Но я навсегда захлопнул перед собой дверь в тот мир, где я мог бы встретить равных или подобных себе. В него я могу проникнуть лишь скрытым ходом интриги. Если же мне захочется появиться там среди бела дня, то за мной по пятам будет следовать тайна моего прошлого, а это означает смертный приговор, издавна висящий над моей головой. Покинуть свою страну? Но, быть может, это единственная страна, где профессия разбойника более опасна, чем позорна. Повсюду, в других странах, у меня потребуют доказательств, что я всегда жил в мире закона; и если я не буду в состоянии их представить, меня приравняют к самому низменному отребью, которое эти народы таят в темных трясинах своей фальшивой цивилизации!
О Мила! Какие горести и тревоги вызвали вы из этого сердца, заронив в него луч вашего света?»
XL. ОБМАН
Так терзался этот человек, лишенный места в жизни по несоответствию своего ума своему положению. Развитой ум, доставлявший ему столько наслаждения, становился источником его мук. Начитавшись без разбору и порядка книг и самого возвышенного и самого низменного содержания, последовательно подчиняясь впечатлениям от одних и от других, он узнал о зле не меньше, чем о добре, и незаметно для себя пришел к скептицизму, когда до конца не верят уже ни в добро, ни в зло.
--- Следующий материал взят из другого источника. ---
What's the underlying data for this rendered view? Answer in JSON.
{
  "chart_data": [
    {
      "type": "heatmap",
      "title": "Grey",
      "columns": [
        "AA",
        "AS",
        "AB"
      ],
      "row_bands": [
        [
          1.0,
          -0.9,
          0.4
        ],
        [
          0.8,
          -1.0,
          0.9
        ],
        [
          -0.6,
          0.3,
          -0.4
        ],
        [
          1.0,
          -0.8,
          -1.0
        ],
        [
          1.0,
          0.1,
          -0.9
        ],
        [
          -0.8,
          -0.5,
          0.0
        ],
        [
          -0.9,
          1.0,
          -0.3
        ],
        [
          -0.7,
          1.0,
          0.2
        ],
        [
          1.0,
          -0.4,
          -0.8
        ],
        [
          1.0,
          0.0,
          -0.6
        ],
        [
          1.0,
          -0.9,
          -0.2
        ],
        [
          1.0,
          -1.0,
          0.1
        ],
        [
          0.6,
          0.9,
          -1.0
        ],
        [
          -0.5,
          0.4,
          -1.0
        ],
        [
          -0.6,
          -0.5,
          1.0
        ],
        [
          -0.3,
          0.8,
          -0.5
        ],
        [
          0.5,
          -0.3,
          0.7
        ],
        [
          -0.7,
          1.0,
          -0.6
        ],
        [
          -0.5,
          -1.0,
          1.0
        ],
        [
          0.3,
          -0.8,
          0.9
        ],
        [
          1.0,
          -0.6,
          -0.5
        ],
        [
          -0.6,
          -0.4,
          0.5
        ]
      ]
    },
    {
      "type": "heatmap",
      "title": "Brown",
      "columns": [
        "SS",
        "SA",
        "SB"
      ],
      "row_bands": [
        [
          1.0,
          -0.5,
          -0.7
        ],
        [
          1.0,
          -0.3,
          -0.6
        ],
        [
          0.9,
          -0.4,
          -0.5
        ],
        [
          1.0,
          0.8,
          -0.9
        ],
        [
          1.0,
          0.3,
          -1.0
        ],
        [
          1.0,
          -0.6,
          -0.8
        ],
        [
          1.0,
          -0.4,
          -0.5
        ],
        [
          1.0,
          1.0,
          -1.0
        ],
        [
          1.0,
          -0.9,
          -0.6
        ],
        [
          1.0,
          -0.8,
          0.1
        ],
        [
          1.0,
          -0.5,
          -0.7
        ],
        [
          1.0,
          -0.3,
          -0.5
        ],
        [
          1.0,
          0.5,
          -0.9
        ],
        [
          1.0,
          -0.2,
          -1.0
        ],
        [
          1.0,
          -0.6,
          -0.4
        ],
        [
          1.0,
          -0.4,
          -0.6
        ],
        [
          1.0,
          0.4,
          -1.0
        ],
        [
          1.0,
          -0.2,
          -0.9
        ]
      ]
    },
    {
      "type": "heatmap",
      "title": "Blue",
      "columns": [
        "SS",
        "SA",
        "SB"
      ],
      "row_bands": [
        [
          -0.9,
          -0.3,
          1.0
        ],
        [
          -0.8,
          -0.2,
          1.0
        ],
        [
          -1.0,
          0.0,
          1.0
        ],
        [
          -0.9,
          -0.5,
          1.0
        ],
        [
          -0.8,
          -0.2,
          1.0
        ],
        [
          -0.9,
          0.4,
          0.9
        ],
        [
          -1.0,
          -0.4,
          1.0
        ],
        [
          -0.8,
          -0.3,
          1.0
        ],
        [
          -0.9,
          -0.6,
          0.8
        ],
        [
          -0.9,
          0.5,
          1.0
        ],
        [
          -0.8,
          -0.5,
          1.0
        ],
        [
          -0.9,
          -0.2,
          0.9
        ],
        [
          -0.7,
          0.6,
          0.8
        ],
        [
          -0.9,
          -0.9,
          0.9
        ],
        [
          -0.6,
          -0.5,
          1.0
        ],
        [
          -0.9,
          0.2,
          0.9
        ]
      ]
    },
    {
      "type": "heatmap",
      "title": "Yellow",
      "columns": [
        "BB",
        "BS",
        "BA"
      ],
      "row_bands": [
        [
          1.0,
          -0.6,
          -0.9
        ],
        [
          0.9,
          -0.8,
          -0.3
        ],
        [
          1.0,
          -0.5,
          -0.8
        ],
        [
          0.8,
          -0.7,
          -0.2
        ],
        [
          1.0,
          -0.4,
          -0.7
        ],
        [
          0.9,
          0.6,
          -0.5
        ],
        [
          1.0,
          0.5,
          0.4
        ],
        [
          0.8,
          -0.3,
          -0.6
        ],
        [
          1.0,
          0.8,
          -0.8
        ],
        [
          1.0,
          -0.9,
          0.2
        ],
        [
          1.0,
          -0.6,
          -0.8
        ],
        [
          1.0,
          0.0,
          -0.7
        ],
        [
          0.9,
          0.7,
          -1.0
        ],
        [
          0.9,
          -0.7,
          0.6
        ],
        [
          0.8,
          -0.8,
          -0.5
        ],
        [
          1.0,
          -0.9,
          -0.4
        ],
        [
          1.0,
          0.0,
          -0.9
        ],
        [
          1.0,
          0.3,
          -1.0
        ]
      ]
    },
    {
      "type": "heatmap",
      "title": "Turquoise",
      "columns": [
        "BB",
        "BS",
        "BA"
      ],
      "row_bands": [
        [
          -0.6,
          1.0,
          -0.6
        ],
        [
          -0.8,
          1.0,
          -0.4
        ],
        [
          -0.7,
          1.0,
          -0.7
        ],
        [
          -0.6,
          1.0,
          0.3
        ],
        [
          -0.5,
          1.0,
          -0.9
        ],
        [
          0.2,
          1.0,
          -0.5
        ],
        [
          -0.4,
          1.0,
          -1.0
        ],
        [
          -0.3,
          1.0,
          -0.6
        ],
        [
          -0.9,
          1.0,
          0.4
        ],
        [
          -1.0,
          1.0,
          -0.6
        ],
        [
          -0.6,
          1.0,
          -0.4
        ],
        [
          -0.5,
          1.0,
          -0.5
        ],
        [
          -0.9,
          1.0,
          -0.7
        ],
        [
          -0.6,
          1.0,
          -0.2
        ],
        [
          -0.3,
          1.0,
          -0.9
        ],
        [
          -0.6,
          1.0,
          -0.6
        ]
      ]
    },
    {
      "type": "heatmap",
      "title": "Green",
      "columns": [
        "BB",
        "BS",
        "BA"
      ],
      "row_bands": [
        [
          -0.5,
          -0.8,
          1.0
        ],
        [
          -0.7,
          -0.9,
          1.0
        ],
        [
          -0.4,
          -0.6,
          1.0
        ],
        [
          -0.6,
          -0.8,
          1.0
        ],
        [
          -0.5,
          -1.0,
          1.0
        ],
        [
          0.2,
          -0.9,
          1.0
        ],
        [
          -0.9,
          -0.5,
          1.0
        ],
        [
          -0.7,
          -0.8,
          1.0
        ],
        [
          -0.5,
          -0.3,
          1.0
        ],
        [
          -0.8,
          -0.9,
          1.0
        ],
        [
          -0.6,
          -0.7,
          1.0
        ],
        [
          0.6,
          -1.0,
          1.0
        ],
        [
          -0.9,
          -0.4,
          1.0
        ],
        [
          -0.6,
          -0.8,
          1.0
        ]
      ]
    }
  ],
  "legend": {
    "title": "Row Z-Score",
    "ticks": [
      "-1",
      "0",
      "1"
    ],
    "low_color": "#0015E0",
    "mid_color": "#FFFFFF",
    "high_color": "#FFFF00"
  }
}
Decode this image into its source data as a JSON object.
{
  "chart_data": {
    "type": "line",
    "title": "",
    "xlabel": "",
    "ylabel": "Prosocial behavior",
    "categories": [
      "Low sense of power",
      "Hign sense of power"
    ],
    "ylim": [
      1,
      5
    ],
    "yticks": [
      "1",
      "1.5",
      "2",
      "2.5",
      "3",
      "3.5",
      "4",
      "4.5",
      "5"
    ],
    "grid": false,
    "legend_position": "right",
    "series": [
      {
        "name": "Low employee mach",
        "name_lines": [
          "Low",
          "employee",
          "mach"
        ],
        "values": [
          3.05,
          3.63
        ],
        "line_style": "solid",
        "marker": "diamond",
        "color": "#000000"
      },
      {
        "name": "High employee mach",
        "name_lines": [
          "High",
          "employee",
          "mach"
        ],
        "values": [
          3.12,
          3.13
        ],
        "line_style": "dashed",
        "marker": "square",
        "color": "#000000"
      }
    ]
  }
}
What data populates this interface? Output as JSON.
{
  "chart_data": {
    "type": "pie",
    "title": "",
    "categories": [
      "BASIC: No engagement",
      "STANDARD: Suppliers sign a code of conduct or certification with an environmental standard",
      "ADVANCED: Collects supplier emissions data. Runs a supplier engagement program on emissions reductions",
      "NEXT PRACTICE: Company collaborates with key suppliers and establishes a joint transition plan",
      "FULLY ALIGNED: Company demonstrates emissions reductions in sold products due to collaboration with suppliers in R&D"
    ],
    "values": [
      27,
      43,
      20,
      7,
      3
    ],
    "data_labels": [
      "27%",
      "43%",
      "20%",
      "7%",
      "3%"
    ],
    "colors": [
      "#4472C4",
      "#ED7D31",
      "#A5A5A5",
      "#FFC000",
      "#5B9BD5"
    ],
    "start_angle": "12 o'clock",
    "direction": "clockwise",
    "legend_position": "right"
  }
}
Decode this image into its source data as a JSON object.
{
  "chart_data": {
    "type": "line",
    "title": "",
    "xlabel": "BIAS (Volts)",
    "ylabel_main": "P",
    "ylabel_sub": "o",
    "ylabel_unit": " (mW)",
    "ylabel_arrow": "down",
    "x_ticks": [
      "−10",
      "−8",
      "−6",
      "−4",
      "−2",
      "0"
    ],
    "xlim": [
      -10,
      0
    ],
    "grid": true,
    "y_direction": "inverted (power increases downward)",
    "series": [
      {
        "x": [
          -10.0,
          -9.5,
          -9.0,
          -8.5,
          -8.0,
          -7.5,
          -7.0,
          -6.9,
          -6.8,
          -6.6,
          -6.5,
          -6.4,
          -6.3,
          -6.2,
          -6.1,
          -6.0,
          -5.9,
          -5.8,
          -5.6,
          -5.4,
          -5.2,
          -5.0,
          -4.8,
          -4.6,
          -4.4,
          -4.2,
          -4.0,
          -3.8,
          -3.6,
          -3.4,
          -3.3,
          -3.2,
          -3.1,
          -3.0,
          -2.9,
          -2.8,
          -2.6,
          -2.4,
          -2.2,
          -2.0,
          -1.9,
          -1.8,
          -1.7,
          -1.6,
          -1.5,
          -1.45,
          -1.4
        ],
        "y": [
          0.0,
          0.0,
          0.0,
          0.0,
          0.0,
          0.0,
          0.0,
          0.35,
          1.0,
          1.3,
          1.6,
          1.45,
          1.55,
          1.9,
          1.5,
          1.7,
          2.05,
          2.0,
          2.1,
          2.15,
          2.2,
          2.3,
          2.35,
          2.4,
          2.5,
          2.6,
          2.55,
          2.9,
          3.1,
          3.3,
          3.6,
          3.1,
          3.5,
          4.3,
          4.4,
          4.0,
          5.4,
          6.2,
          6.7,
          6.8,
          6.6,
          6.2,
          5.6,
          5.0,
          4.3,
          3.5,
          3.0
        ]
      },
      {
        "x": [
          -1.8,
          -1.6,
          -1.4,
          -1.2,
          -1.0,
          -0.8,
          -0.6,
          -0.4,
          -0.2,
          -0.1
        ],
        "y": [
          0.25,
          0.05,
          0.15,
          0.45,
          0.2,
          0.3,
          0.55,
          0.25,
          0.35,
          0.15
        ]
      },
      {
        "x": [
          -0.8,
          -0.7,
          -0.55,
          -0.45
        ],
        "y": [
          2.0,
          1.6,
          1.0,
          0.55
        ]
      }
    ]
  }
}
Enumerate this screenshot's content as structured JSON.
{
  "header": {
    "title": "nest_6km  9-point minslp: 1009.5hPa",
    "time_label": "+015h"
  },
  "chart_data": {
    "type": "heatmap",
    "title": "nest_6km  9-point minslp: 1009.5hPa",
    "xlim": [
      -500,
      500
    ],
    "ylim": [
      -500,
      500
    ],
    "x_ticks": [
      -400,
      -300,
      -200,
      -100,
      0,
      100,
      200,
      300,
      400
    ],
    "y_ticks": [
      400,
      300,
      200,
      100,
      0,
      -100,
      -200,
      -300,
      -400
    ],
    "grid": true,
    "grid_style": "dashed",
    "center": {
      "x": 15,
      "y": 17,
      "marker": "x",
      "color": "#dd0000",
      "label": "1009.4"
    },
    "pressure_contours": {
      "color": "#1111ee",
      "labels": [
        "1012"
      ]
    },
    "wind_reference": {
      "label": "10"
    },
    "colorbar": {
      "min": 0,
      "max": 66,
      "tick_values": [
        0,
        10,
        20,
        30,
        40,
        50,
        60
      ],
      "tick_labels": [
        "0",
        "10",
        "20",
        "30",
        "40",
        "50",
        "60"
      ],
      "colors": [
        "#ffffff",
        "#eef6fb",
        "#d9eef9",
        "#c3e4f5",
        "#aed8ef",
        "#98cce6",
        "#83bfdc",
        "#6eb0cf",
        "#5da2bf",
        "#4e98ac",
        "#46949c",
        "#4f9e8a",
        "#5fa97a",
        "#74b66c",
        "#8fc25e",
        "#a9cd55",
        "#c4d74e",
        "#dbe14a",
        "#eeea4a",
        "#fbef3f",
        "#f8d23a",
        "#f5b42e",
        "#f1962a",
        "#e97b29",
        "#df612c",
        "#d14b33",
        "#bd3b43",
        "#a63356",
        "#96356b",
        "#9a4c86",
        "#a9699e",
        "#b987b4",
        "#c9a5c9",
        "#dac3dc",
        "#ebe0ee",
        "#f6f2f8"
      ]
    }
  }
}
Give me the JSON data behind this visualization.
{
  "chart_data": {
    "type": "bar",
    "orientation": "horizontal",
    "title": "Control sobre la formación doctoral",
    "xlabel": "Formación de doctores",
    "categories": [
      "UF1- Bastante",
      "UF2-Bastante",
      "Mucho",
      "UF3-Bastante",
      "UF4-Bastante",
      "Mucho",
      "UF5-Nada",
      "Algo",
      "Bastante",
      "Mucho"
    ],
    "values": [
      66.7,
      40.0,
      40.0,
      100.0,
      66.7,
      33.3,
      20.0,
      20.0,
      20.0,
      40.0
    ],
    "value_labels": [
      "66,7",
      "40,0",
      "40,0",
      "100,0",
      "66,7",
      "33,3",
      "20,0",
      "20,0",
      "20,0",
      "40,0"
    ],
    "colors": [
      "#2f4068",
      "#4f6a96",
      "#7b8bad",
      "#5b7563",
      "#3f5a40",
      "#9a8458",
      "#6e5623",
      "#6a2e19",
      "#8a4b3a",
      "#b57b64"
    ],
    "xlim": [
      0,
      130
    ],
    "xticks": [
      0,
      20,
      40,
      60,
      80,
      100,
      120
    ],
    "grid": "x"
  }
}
Он возвратился в дом и принял кое-какие меры, относящиеся к аббату Нинфо, чтобы в случае внезапного появления в доме чужих им не попались на глаза никакие следы учиненного насилия. Он вылил из графина вино со снотворным и налил туда чистого, теперь при нужде он мог проделать опыт на самом себе. Затем перетащил аббата на покойное ложе, потушил еще горевшую лампу и вымел пепел от сожженных бумаг. В его отсутствие к нему никто никогда не входил. У него не было постоянных слуг, и строгая чистота, которую он сам поддерживал в доме, не стоила ему большого труда, так как он занимал лишь несколько комнат, да и в те входил не каждый день. В часы досуга он ухаживал за садом, — потому, что ему хотелось поразмяться, и еще потому, что не желал, чтоб говорили, будто он изменяет своему крестьянскому званию. У всех входов и выходов им самим были устроены простые и надежные запоры, которые не сразу уступили бы попытке взломать их. Сейчас он еще спустил двух огромных, страшных псов, каких держат горцы, диких животных, признававших лишь своего хозяина, которые наверняка задушили бы пленника, попробуй он убежать.